Felicia Gordon précise que « Constance Pascal était particulièrement intéressée par la dimension sociale de la maladie », et surtout par « la démence précoce ». Le récit de la carrière de la pionnière en psychiatrie souligne les conflits idéologiques concernant « le contrôle du secteur psychiatrique, la lutte entre forces cléricales et anticléricales en psychiatrie ». Néanmoins, une « pensée progressiste » voit le jour, notamment en regard de la prise en charge des enfants malades – les archives historiques, les rapports de commissions et divers documents en témoignent.
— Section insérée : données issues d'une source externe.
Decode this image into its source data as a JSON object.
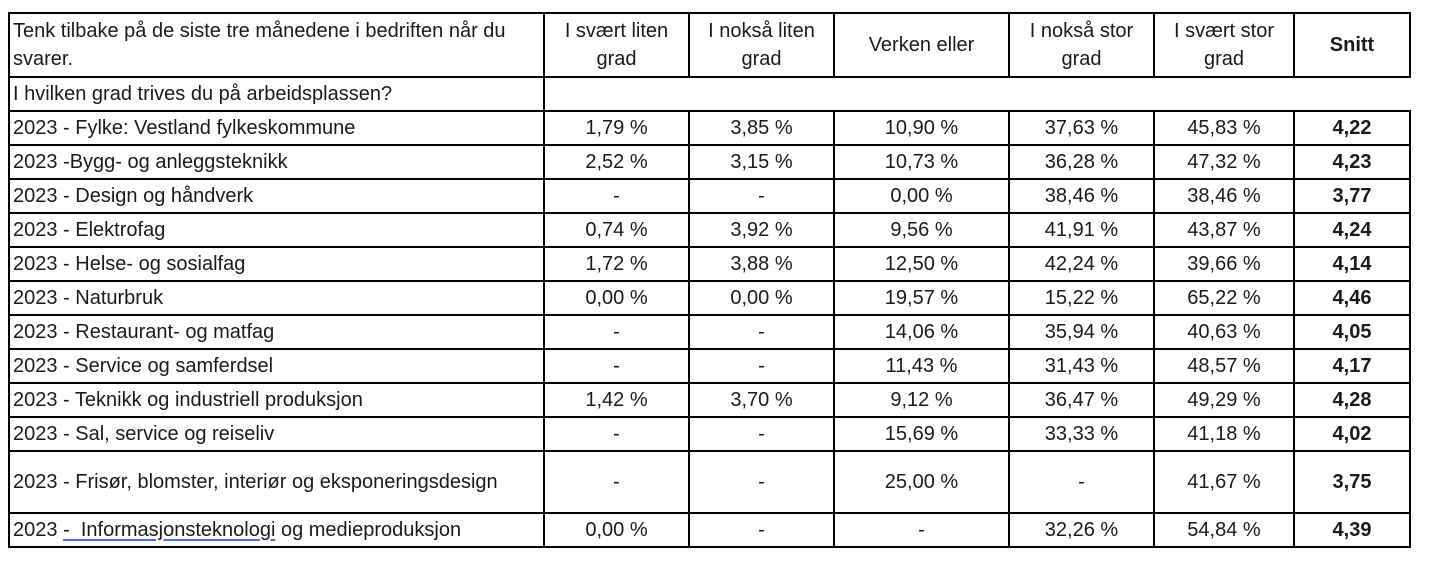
{
  "header": {
    "question": "Tenk tilbake på de siste tre månedene i bedriften når du svarer.",
    "columns": [
      "I svært liten grad",
      "I nokså liten grad",
      "Verken eller",
      "I nokså stor grad",
      "I svært stor grad"
    ],
    "average": "Snitt"
  },
  "section": {
    "label": "I hvilken grad trives du på arbeidsplassen?"
  },
  "rows": [
    {
      "label": "2023 - Fylke: Vestland fylkeskommune",
      "values": [
        "1,79 %",
        "3,85 %",
        "10,90 %",
        "37,63 %",
        "45,83 %"
      ],
      "avg": "4,22"
    },
    {
      "label": "2023 -Bygg- og anleggsteknikk",
      "values": [
        "2,52 %",
        "3,15 %",
        "10,73 %",
        "36,28 %",
        "47,32 %"
      ],
      "avg": "4,23"
    },
    {
      "label": "2023 - Design og håndverk",
      "values": [
        "-",
        "-",
        "0,00 %",
        "38,46 %",
        "38,46 %"
      ],
      "avg": "3,77"
    },
    {
      "label": "2023 - Elektrofag",
      "values": [
        "0,74 %",
        "3,92 %",
        "9,56 %",
        "41,91 %",
        "43,87 %"
      ],
      "avg": "4,24"
    },
    {
      "label": "2023 - Helse- og sosialfag",
      "values": [
        "1,72 %",
        "3,88 %",
        "12,50 %",
        "42,24 %",
        "39,66 %"
      ],
      "avg": "4,14"
    },
    {
      "label": "2023 - Naturbruk",
      "values": [
        "0,00 %",
        "0,00 %",
        "19,57 %",
        "15,22 %",
        "65,22 %"
      ],
      "avg": "4,46"
    },
    {
      "label": "2023 - Restaurant- og matfag",
      "values": [
        "-",
        "-",
        "14,06 %",
        "35,94 %",
        "40,63 %"
      ],
      "avg": "4,05"
    },
    {
      "label": "2023 - Service og samferdsel",
      "values": [
        "-",
        "-",
        "11,43 %",
        "31,43 %",
        "48,57 %"
      ],
      "avg": "4,17"
    },
    {
      "label": "2023 - Teknikk og industriell produksjon",
      "values": [
        "1,42 %",
        "3,70 %",
        "9,12 %",
        "36,47 %",
        "49,29 %"
      ],
      "avg": "4,28"
    },
    {
      "label": "2023 - Sal, service og reiseliv",
      "values": [
        "-",
        "-",
        "15,69 %",
        "33,33 %",
        "41,18 %"
      ],
      "avg": "4,02"
    },
    {
      "label": "2023 - Frisør, blomster, interiør og eksponeringsdesign",
      "values": [
        "-",
        "-",
        "25,00 %",
        "-",
        "41,67 %"
      ],
      "avg": "3,75"
    },
    {
      "label_prefix": "2023 ",
      "label_link": "-  Informasjonsteknologi",
      "label_suffix": " og medieproduksjon",
      "values": [
        "0,00 %",
        "-",
        "-",
        "32,26 %",
        "54,84 %"
      ],
      "avg": "4,39"
    }
  ]
}
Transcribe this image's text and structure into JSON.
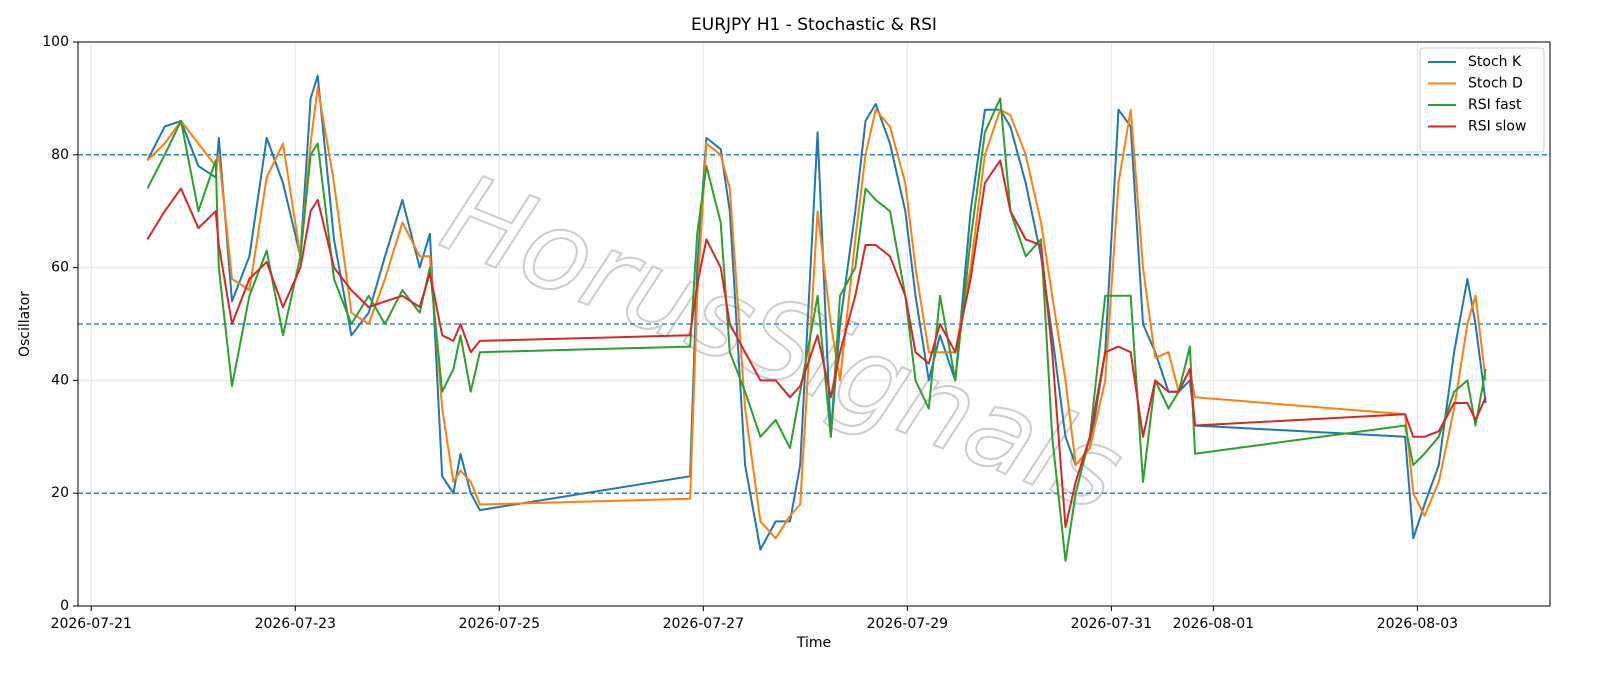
{
  "chart_data": {
    "type": "line",
    "title": "EURJPY H1 - Stochastic & RSI",
    "x_label": "Time",
    "y_label": "Oscillator",
    "watermark": "HorusSignals",
    "x": [
      0.55,
      0.72,
      0.88,
      1.05,
      1.22,
      1.25,
      1.38,
      1.55,
      1.72,
      1.88,
      2.05,
      2.15,
      2.22,
      2.38,
      2.55,
      2.72,
      2.88,
      3.05,
      3.22,
      3.32,
      3.44,
      3.55,
      3.62,
      3.72,
      3.81,
      5.87,
      5.94,
      6.03,
      6.17,
      6.26,
      6.41,
      6.56,
      6.71,
      6.85,
      6.95,
      7.12,
      7.25,
      7.34,
      7.49,
      7.59,
      7.69,
      7.83,
      7.98,
      8.08,
      8.21,
      8.32,
      8.47,
      8.62,
      8.76,
      8.91,
      9.01,
      9.16,
      9.31,
      9.42,
      9.55,
      9.65,
      9.79,
      9.94,
      10.07,
      10.19,
      10.31,
      10.43,
      10.56,
      10.66,
      10.77,
      10.82,
      12.88,
      12.96,
      13.07,
      13.21,
      13.36,
      13.49,
      13.57,
      13.67
    ],
    "series": [
      {
        "name": "Stoch K",
        "color": "#1f77b4",
        "values": [
          79,
          85,
          86,
          78,
          76,
          83,
          54,
          62,
          83,
          75,
          62,
          90,
          94,
          65,
          48,
          52,
          62,
          72,
          60,
          66,
          23,
          20,
          27,
          20,
          17,
          23,
          60,
          83,
          81,
          70,
          25,
          10,
          15,
          15,
          25,
          84,
          30,
          50,
          70,
          86,
          89,
          82,
          70,
          55,
          40,
          48,
          40,
          70,
          88,
          88,
          85,
          75,
          62,
          48,
          30,
          25,
          28,
          45,
          88,
          85,
          50,
          45,
          38,
          38,
          40,
          32,
          30,
          12,
          18,
          25,
          45,
          58,
          50,
          36
        ]
      },
      {
        "name": "Stoch D",
        "color": "#ff7f0e",
        "values": [
          79,
          82,
          86,
          82,
          78,
          80,
          58,
          56,
          76,
          82,
          62,
          82,
          92,
          75,
          52,
          50,
          58,
          68,
          62,
          62,
          35,
          22,
          24,
          22,
          18,
          19,
          55,
          82,
          80,
          74,
          35,
          15,
          12,
          16,
          18,
          70,
          50,
          40,
          65,
          80,
          88,
          85,
          75,
          60,
          45,
          45,
          45,
          60,
          80,
          88,
          87,
          80,
          68,
          55,
          40,
          25,
          28,
          40,
          75,
          88,
          60,
          44,
          45,
          38,
          42,
          37,
          34,
          20,
          16,
          22,
          35,
          50,
          55,
          40
        ]
      },
      {
        "name": "RSI fast",
        "color": "#2ca02c",
        "values": [
          74,
          80,
          86,
          70,
          79,
          60,
          39,
          55,
          63,
          48,
          62,
          80,
          82,
          58,
          50,
          55,
          50,
          56,
          52,
          60,
          38,
          42,
          48,
          38,
          45,
          46,
          66,
          78,
          68,
          45,
          38,
          30,
          33,
          28,
          38,
          55,
          30,
          55,
          60,
          74,
          72,
          70,
          55,
          40,
          35,
          55,
          40,
          65,
          84,
          90,
          70,
          62,
          65,
          30,
          8,
          20,
          30,
          55,
          55,
          55,
          22,
          40,
          35,
          38,
          46,
          27,
          32,
          25,
          27,
          30,
          38,
          40,
          32,
          42
        ]
      },
      {
        "name": "RSI slow",
        "color": "#d62728",
        "values": [
          65,
          70,
          74,
          67,
          70,
          64,
          50,
          58,
          61,
          53,
          60,
          70,
          72,
          60,
          56,
          53,
          54,
          55,
          53,
          59,
          48,
          47,
          50,
          45,
          47,
          48,
          57,
          65,
          60,
          50,
          45,
          40,
          40,
          37,
          39,
          48,
          37,
          45,
          55,
          64,
          64,
          62,
          55,
          45,
          43,
          50,
          45,
          58,
          75,
          79,
          70,
          65,
          64,
          45,
          14,
          22,
          30,
          45,
          46,
          45,
          30,
          40,
          38,
          38,
          42,
          32,
          34,
          30,
          30,
          31,
          36,
          36,
          33,
          37
        ]
      }
    ],
    "xlim": [
      -0.13,
      14.3
    ],
    "xticks": [
      {
        "value": 0,
        "label": "2026-07-21"
      },
      {
        "value": 2,
        "label": "2026-07-23"
      },
      {
        "value": 4,
        "label": "2026-07-25"
      },
      {
        "value": 6,
        "label": "2026-07-27"
      },
      {
        "value": 8,
        "label": "2026-07-29"
      },
      {
        "value": 10,
        "label": "2026-07-31"
      },
      {
        "value": 11,
        "label": "2026-08-01"
      },
      {
        "value": 13,
        "label": "2026-08-03"
      }
    ],
    "ylim": [
      0,
      100
    ],
    "yticks": [
      0,
      20,
      40,
      60,
      80,
      100
    ],
    "hlines": [
      20,
      50,
      80
    ],
    "hline_color": "#1f77b4",
    "grid": true,
    "legend": "upper right"
  }
}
A contrario, les régressions en matière de droit humain furent le fait de représentants de l’État français, peu instruits de médecine, hostiles ou ignorants des méthodes de C. Pascal « sur la recherche en neuropsychiatrie infantile ». De plus, la psychiatre en chef fut sujette à l’exclusion suite à « des projets pour son institut dès lors qu’elle n’en avait plus la responsabilité directe ». Ailleurs, F. Gordon mentionne que les expériences afin de guérir les malades mentaux ont été « d’une indubitable violence mentale et physique sur les patients », malgré leur consentement, méthodes éprouvantes de « thérapie de choc » à base d’injections douteuses provoquant des « chocs toxiques » et de terribles souffrances ! L’ouvrage retrace en filigrane ce qu’il en était de la considération du malade mental, de l’individu sujet à des ébranlements psychiques en 1937.
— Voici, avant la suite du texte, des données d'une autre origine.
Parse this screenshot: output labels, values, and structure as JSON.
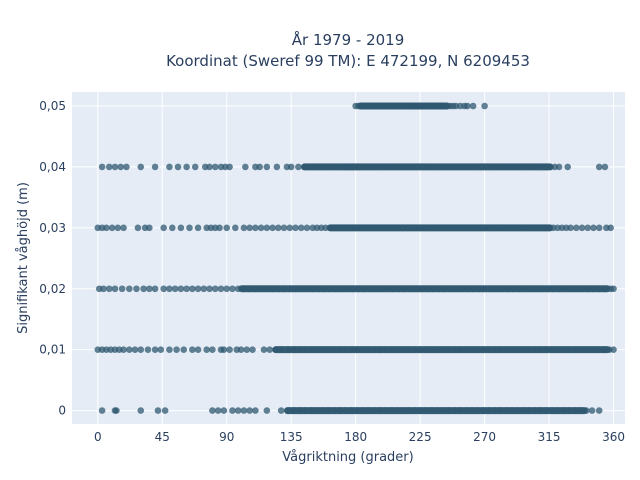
{
  "chart_data": {
    "type": "scatter",
    "title_line1": "År 1979 - 2019",
    "title_line2": "Koordinat (Sweref 99 TM): E 472199, N 6209453",
    "xlabel": "Vågriktning (grader)",
    "ylabel": "Signifikant våghöjd (m)",
    "xlim": [
      -18,
      368
    ],
    "ylim": [
      -0.0022,
      0.0523
    ],
    "x_ticks": [
      0,
      45,
      90,
      135,
      180,
      225,
      270,
      315,
      360
    ],
    "x_tick_labels": [
      "0",
      "45",
      "90",
      "135",
      "180",
      "225",
      "270",
      "315",
      "360"
    ],
    "y_ticks": [
      0,
      0.01,
      0.02,
      0.03,
      0.04,
      0.05
    ],
    "y_tick_labels": [
      "0",
      "0,01",
      "0,02",
      "0,03",
      "0,04",
      "0,05"
    ],
    "grid": true,
    "background": "#e5ecf6",
    "marker_color": "#2f5870",
    "series": [
      {
        "y": 0.05,
        "x": [
          180,
          182,
          184,
          186,
          188,
          190,
          192,
          194,
          196,
          198,
          200,
          202,
          204,
          206,
          208,
          210,
          212,
          214,
          216,
          218,
          220,
          222,
          224,
          226,
          228,
          230,
          232,
          234,
          236,
          238,
          240,
          242,
          244,
          246,
          248,
          250,
          253,
          256,
          258,
          262,
          270
        ]
      },
      {
        "y": 0.04,
        "x": [
          3,
          8,
          12,
          16,
          20,
          30,
          40,
          50,
          56,
          62,
          68,
          75,
          78,
          82,
          86,
          89,
          92,
          103,
          110,
          113,
          118,
          125,
          132,
          135,
          140,
          144,
          147,
          150,
          152,
          155,
          158,
          160,
          163,
          165,
          168,
          170,
          172,
          174,
          176,
          178,
          180,
          182,
          185,
          188,
          190,
          193,
          196,
          199,
          202,
          205,
          208,
          211,
          214,
          217,
          220,
          223,
          226,
          229,
          232,
          235,
          238,
          241,
          244,
          247,
          250,
          253,
          256,
          259,
          262,
          265,
          268,
          271,
          274,
          277,
          280,
          283,
          286,
          289,
          292,
          295,
          298,
          301,
          304,
          307,
          310,
          313,
          316,
          319,
          322,
          328,
          350,
          354
        ]
      },
      {
        "y": 0.03,
        "x": [
          0,
          3,
          6,
          10,
          14,
          18,
          28,
          33,
          36,
          46,
          52,
          58,
          64,
          70,
          76,
          79,
          82,
          85,
          90,
          96,
          102,
          106,
          110,
          114,
          118,
          122,
          126,
          130,
          134,
          138,
          142,
          146,
          150,
          153,
          156,
          159,
          162,
          165,
          168,
          171,
          174,
          177,
          180,
          183,
          186,
          189,
          192,
          195,
          198,
          201,
          204,
          207,
          210,
          213,
          216,
          219,
          222,
          225,
          228,
          231,
          234,
          237,
          240,
          243,
          246,
          249,
          252,
          255,
          258,
          261,
          264,
          267,
          270,
          273,
          276,
          279,
          282,
          285,
          288,
          291,
          294,
          297,
          300,
          303,
          306,
          309,
          312,
          315,
          318,
          321,
          324,
          327,
          330,
          334,
          338,
          342,
          346,
          350,
          355,
          358
        ]
      },
      {
        "y": 0.02,
        "x": [
          1,
          4,
          8,
          12,
          17,
          22,
          27,
          32,
          36,
          40,
          46,
          50,
          54,
          58,
          62,
          66,
          70,
          74,
          78,
          82,
          86,
          90,
          94,
          98,
          102,
          106,
          110,
          114,
          118,
          122,
          126,
          130,
          134,
          138,
          142,
          146,
          150,
          154,
          158,
          162,
          166,
          170,
          174,
          178,
          182,
          186,
          190,
          194,
          198,
          202,
          206,
          210,
          214,
          218,
          222,
          226,
          230,
          234,
          238,
          242,
          246,
          250,
          254,
          258,
          262,
          266,
          270,
          274,
          278,
          282,
          286,
          290,
          294,
          298,
          302,
          306,
          310,
          314,
          318,
          322,
          326,
          330,
          334,
          338,
          342,
          346,
          350,
          354,
          358,
          360
        ]
      },
      {
        "y": 0.01,
        "x": [
          0,
          3,
          6,
          9,
          12,
          15,
          18,
          22,
          26,
          30,
          35,
          40,
          44,
          50,
          55,
          60,
          66,
          70,
          76,
          80,
          86,
          88,
          92,
          97,
          100,
          104,
          108,
          116,
          120,
          124,
          128,
          133,
          137,
          141,
          145,
          149,
          153,
          157,
          161,
          165,
          169,
          173,
          177,
          181,
          185,
          189,
          193,
          197,
          201,
          205,
          209,
          213,
          217,
          221,
          225,
          229,
          233,
          237,
          241,
          245,
          249,
          253,
          257,
          261,
          265,
          269,
          273,
          277,
          281,
          285,
          289,
          293,
          297,
          301,
          305,
          309,
          313,
          317,
          321,
          325,
          329,
          333,
          337,
          341,
          345,
          349,
          353,
          357,
          360
        ]
      },
      {
        "y": 0,
        "x": [
          3,
          12,
          13,
          30,
          42,
          47,
          80,
          84,
          88,
          94,
          98,
          102,
          106,
          110,
          118,
          128,
          133,
          137,
          141,
          145,
          149,
          153,
          157,
          161,
          165,
          169,
          173,
          177,
          181,
          185,
          189,
          193,
          197,
          201,
          205,
          209,
          213,
          217,
          221,
          225,
          229,
          233,
          237,
          241,
          245,
          249,
          253,
          257,
          261,
          265,
          269,
          273,
          277,
          281,
          285,
          289,
          293,
          297,
          301,
          305,
          309,
          313,
          317,
          321,
          325,
          329,
          333,
          337,
          341,
          345,
          350
        ]
      }
    ],
    "dense_ranges": [
      {
        "y": 0.05,
        "from": 181,
        "to": 246
      },
      {
        "y": 0.04,
        "from": 142,
        "to": 318
      },
      {
        "y": 0.03,
        "from": 160,
        "to": 318
      },
      {
        "y": 0.02,
        "from": 98,
        "to": 358
      },
      {
        "y": 0.01,
        "from": 122,
        "to": 358
      },
      {
        "y": 0,
        "from": 130,
        "to": 342
      }
    ]
  }
}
Cette biographie révèle le décalage, « la disjonction » entre l’existence intime et les préoccupations professionnelles de Constance Pascal ou par exemple, la façon dont a été éduquée Jeanne Rees-Pascal, la fille cachée de Constance et de Justin Mengin, officier supérieur. Le déchirement intérieur éprouvé par la pionnière prouve les difficultés inhérentes sous la IIIème République, quand les femmes étaient reléguées au mariage et à la maternité, bien avant l’obtention des congés payés et du droit de vote… Cela n’a pas empêché Constance Pascal de rédiger de nombreuses monographies lui permettant de distinguer les symptômes et les bases psychiques ou biologiques des patients et patientes internés, à partir d’« histoires de cas », en plus de l’accablement de son travail asilaire et de ses responsabilités. La grande psychiatre a opté pour « la prévalence de l’observation clinique personnelle sur la théorie abstraite » de ses confrères de l’époque. L’obscurité séculaire dans laquelle furent plongées les femmes d’exception confirme l’interrogation de Chantal Potart (cofondatrice de Histoire(s) & Mémoire de Maison Blanche) : « L’oubli est-il un processus actif et volontaire ? ».